Am 14. Februar 2026 wird die Diskussion über das Schulsystem in Baden-Württemberg wieder intensiv geführt. Im Mittelpunkt steht die Wiedereinführung des neunjährigen Gymnasiums (G9 neu) sowie die Rückkehr zur verbindlichen Grundschulempfehlung zum Schuljahr 2025/26. Diese Veränderungen erfolgen vor dem Hintergrund einer heterogenen Gesellschaft und teils unbefriedigender Ergebnisse aus Schulvergleichsstudien. Zudem sind sinkende Haushaltsmittel und demografische Veränderungen wesentliche Faktoren, die zur aktuellen Diskussion beitragen. PH Ludwigsburg berichtet, dass im Januar 2024 eine unabhängige Arbeitsgruppe ins Leben gerufen wurde, die sich aus Schulleitern, Verwaltungsmitarbeitern und Bildungswissenschaftlern zusammensetzt.

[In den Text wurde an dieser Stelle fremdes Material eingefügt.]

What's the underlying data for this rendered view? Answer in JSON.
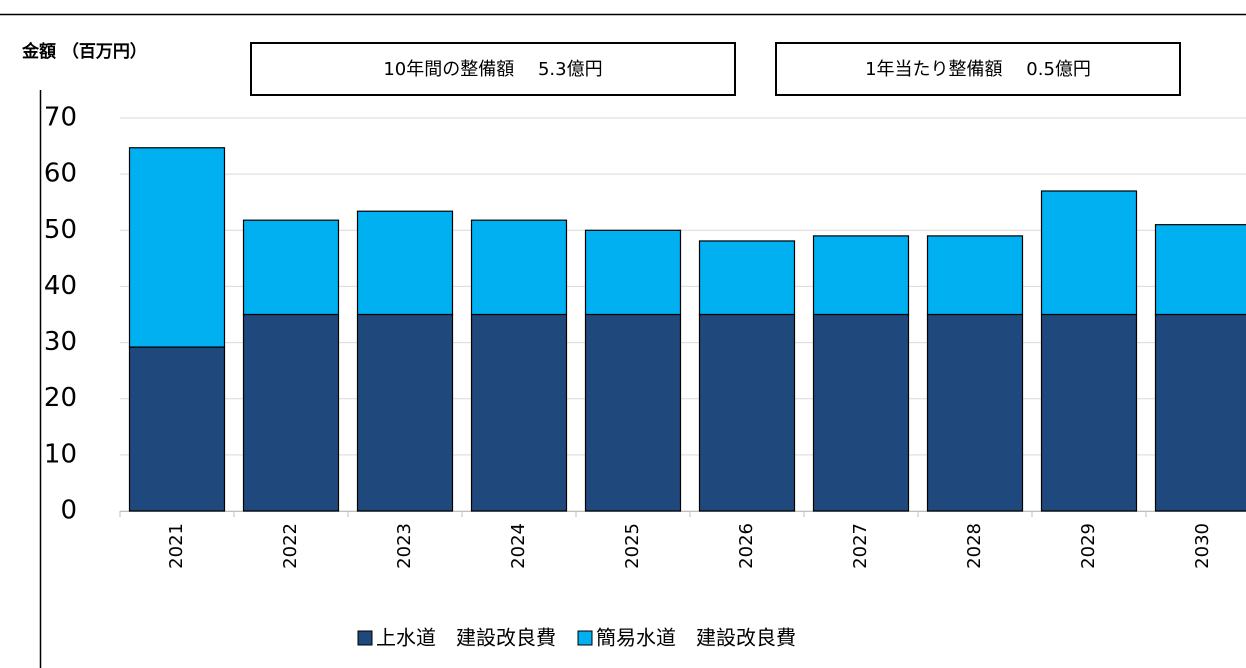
{
  "chart_data": {
    "type": "stacked_bar",
    "y_axis_label": "金額 （百万円）",
    "annotations": [
      "10年間の整備額　 5.3億円",
      "1年当たり整備額　 0.5億円"
    ],
    "categories": [
      "2021",
      "2022",
      "2023",
      "2024",
      "2025",
      "2026",
      "2027",
      "2028",
      "2029",
      "2030"
    ],
    "series": [
      {
        "name": "上水道　建設改良費",
        "color": "#1f497d",
        "values": [
          29.2,
          35,
          35,
          35,
          35,
          35,
          35,
          35,
          35,
          35
        ]
      },
      {
        "name": "簡易水道　建設改良費",
        "color": "#00b0f0",
        "values": [
          35.5,
          16.8,
          18.4,
          16.8,
          15,
          13.1,
          14,
          14,
          22,
          16
        ]
      }
    ],
    "ylim": [
      0,
      70
    ],
    "yticks": [
      0,
      10,
      20,
      30,
      40,
      50,
      60,
      70
    ],
    "grid": true
  }
}
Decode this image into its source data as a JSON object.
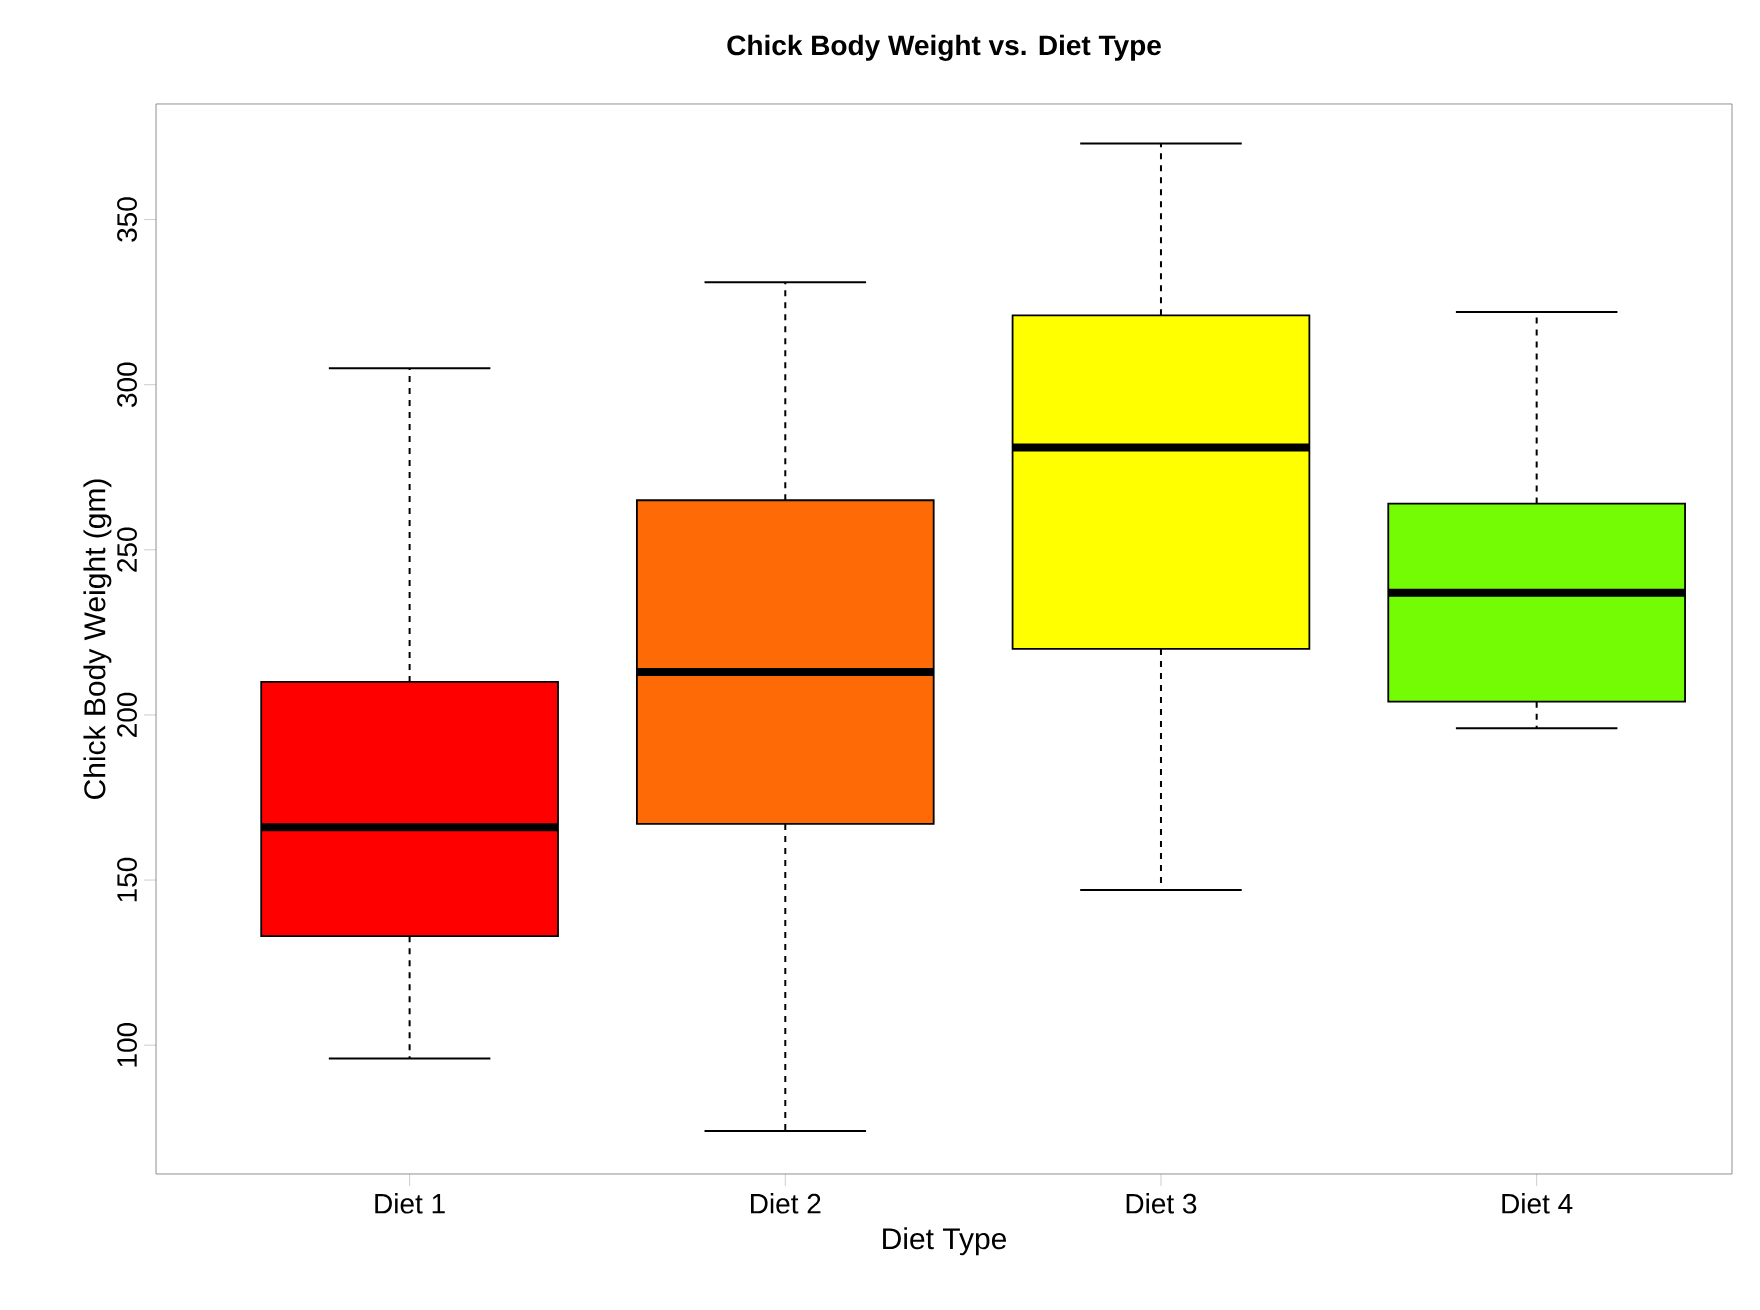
{
  "chart_data": {
    "type": "box",
    "title": "Chick Body Weight vs. Diet Type",
    "xlabel": "Diet Type",
    "ylabel": "Chick Body Weight (gm)",
    "categories": [
      "Diet 1",
      "Diet 2",
      "Diet 3",
      "Diet 4"
    ],
    "colors": [
      "#ff0000",
      "#fd6a06",
      "#ffff00",
      "#74fc04"
    ],
    "boxes": [
      {
        "low": 96,
        "q1": 133,
        "median": 166,
        "q3": 210,
        "high": 305
      },
      {
        "low": 74,
        "q1": 167,
        "median": 213,
        "q3": 265,
        "high": 331
      },
      {
        "low": 147,
        "q1": 220,
        "median": 281,
        "q3": 321,
        "high": 373
      },
      {
        "low": 196,
        "q1": 204,
        "median": 237,
        "q3": 264,
        "high": 322
      }
    ],
    "ylim": [
      61,
      385
    ],
    "yticks": [
      100,
      150,
      200,
      250,
      300,
      350
    ],
    "grid": false
  }
}
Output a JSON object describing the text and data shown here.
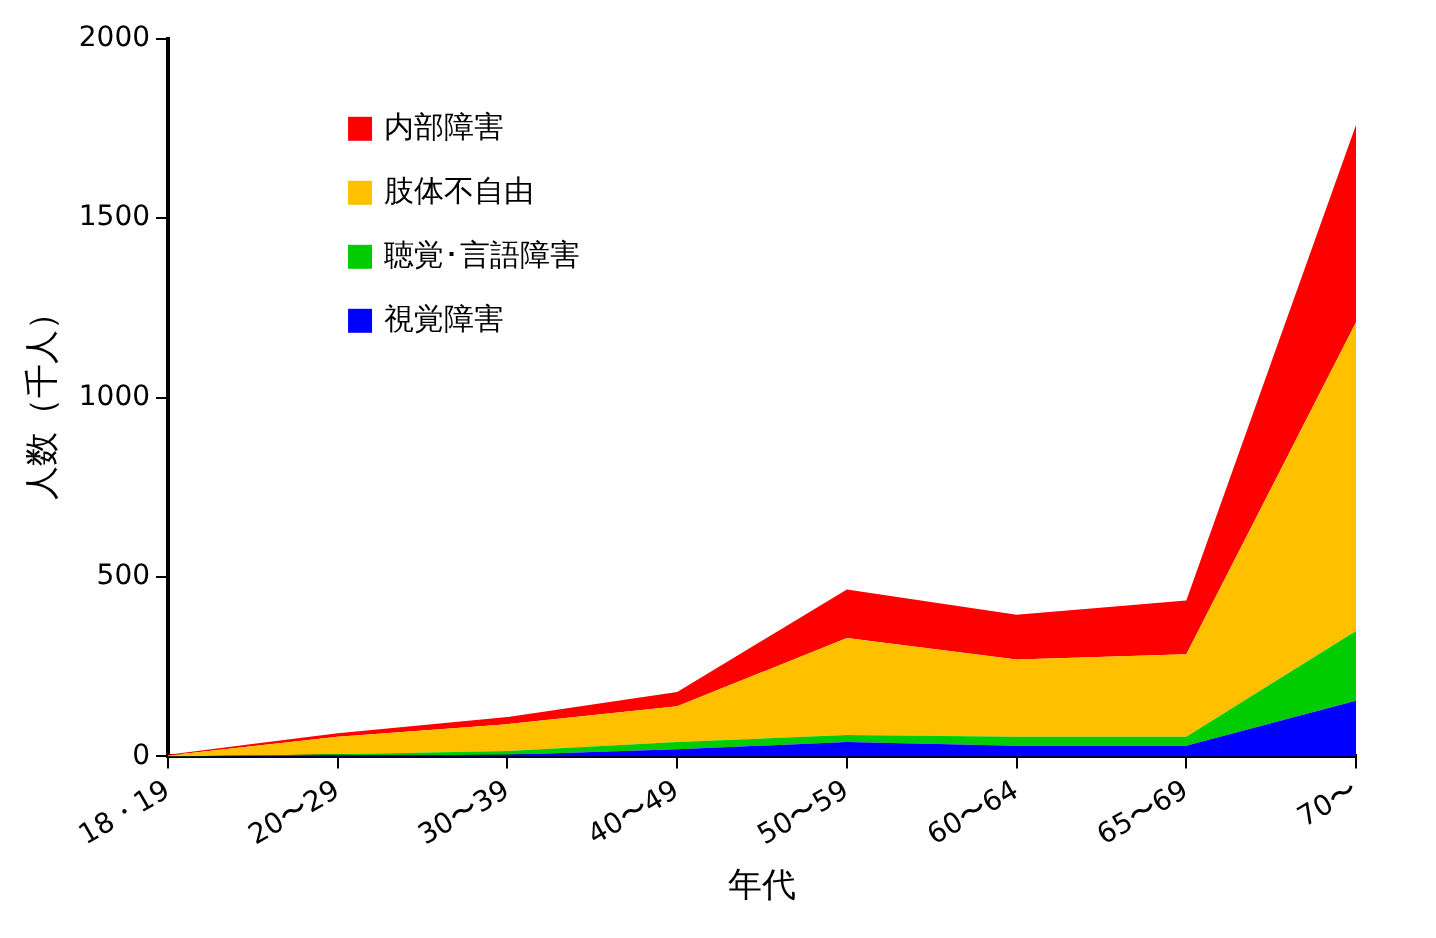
{
  "chart_data": {
    "type": "area",
    "stacked": true,
    "xlabel": "年代",
    "ylabel": "人数（千人）",
    "categories": [
      "18・19",
      "20〜29",
      "30〜39",
      "40〜49",
      "50〜59",
      "60〜64",
      "65〜69",
      "70〜"
    ],
    "ylim": [
      0,
      2000
    ],
    "yticks": [
      0,
      500,
      1000,
      1500,
      2000
    ],
    "grid": false,
    "legend": "top left",
    "series": [
      {
        "name": "視覚障害",
        "color": "#0000ff",
        "values": [
          0,
          3,
          5,
          20,
          40,
          30,
          30,
          155
        ]
      },
      {
        "name": "聴覚･言語障害",
        "color": "#00cc00",
        "values": [
          0,
          3,
          10,
          20,
          20,
          25,
          25,
          195
        ]
      },
      {
        "name": "肢体不自由",
        "color": "#ffc000",
        "values": [
          3,
          49,
          75,
          100,
          270,
          215,
          230,
          860
        ]
      },
      {
        "name": "内部障害",
        "color": "#ff0000",
        "values": [
          2,
          10,
          20,
          40,
          135,
          125,
          150,
          550
        ]
      }
    ]
  }
}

Diese Arbeitsgruppe veröffentlichte im Juni 2024 einen Vorschlag für die „Neue Sekundarschule“, ein Konzept, das maßgeblich von der Robert Bosch Stiftung GmbH unterstützt wird. Ziel ist es, die Schulstruktur in Baden-Württemberg grundlegend zu überarbeiten. So wird die Zusammenführung von Werkrealschule, Realschule und Gemeinschaftsschule in einer inklusiven Sekundarschule angestrebt. Damit sollen nicht nur der Mittlere Abschluss, sondern auch die Hochschulreife nach den Klassen 9 und 10 ermöglicht werden.

Einrichtung und Ziele der Neuen Sekundarschule

Besonders hervorzuheben ist die Organisation der Neuen Sekundarschule. Es wird als Ganztagsschule durchgeführt, die mit multiprofessionellen Teams arbeiten soll. Der Fokus liegt auf individueller Lernbegleitung und einer stärkeren Berufsorientierung sowie digitaler Bildung, die unter anderem Informatik und Künstliche Intelligenz umfasst. Der Genehmigungsprozess für die Einführung der Neuen Sekundarschule ist auf vier Jahre angelegt, um Schulen die notwendige Autonomie und Unterstützung zur Umsetzung der neuen Anforderungen zu bieten.

Der Entwicklung des Konzeptes gingen umfangreiche Gespräche mit mehr als 60 Bildungsexperten und Institutionen voraus. Diese haben dazu beigetragen, insbesondere den Begriff der Inklusion und die standortspezifische Qualitätsentwicklung zu schärfen. Im Rahmen des Konzepts wurde auch das „Transition Year“ nach Klasse 10 konkretisiert und Empfehlungen zur sozialindexbasierten Ressourcenzuweisung sowie kommunalen Bauvorhaben aufgenommen.

Bildungsgerechtigkeit im Fokus

Ein zentrales Ziel der Neuen Sekundarschule ist es, allen Jugendlichen den Zugang zu einem ersten Bildungsabschluss zu ermöglichen. Darüber hinaus sollen möglichst viele Schüler einen mittleren Abschluss oder die Hochschulreife erreichen. Die Arbeitsgruppe betrachtet ihr Konzept als sachlichen und überparteilichen Beitrag zur Weiterentwicklung des Schulsystems in Baden-Württemberg. PH Ludwigsburg hebt hervor, dass die gründliche Auseinandersetzung mit ökonomischen Argumenten und eine differenzierte Analyse des Forschungsstands notwendig sind, um die Bildungschancen zu verbessern.

Die frischen Impulse des Konzepts und die angestrebte Reform der Schulstruktur könnten entscheidend dazu beitragen, die Bildungsgerechtigkeit in der Region zu fördern und auf die Herausforderungen des Bildungsmarktes angemessen zu reagieren. Die kommenden Jahre werden zeigen, wie die Umsetzung der Neuen Sekundarschule gelingt und ob die angestrebten Ziele erreicht werden können.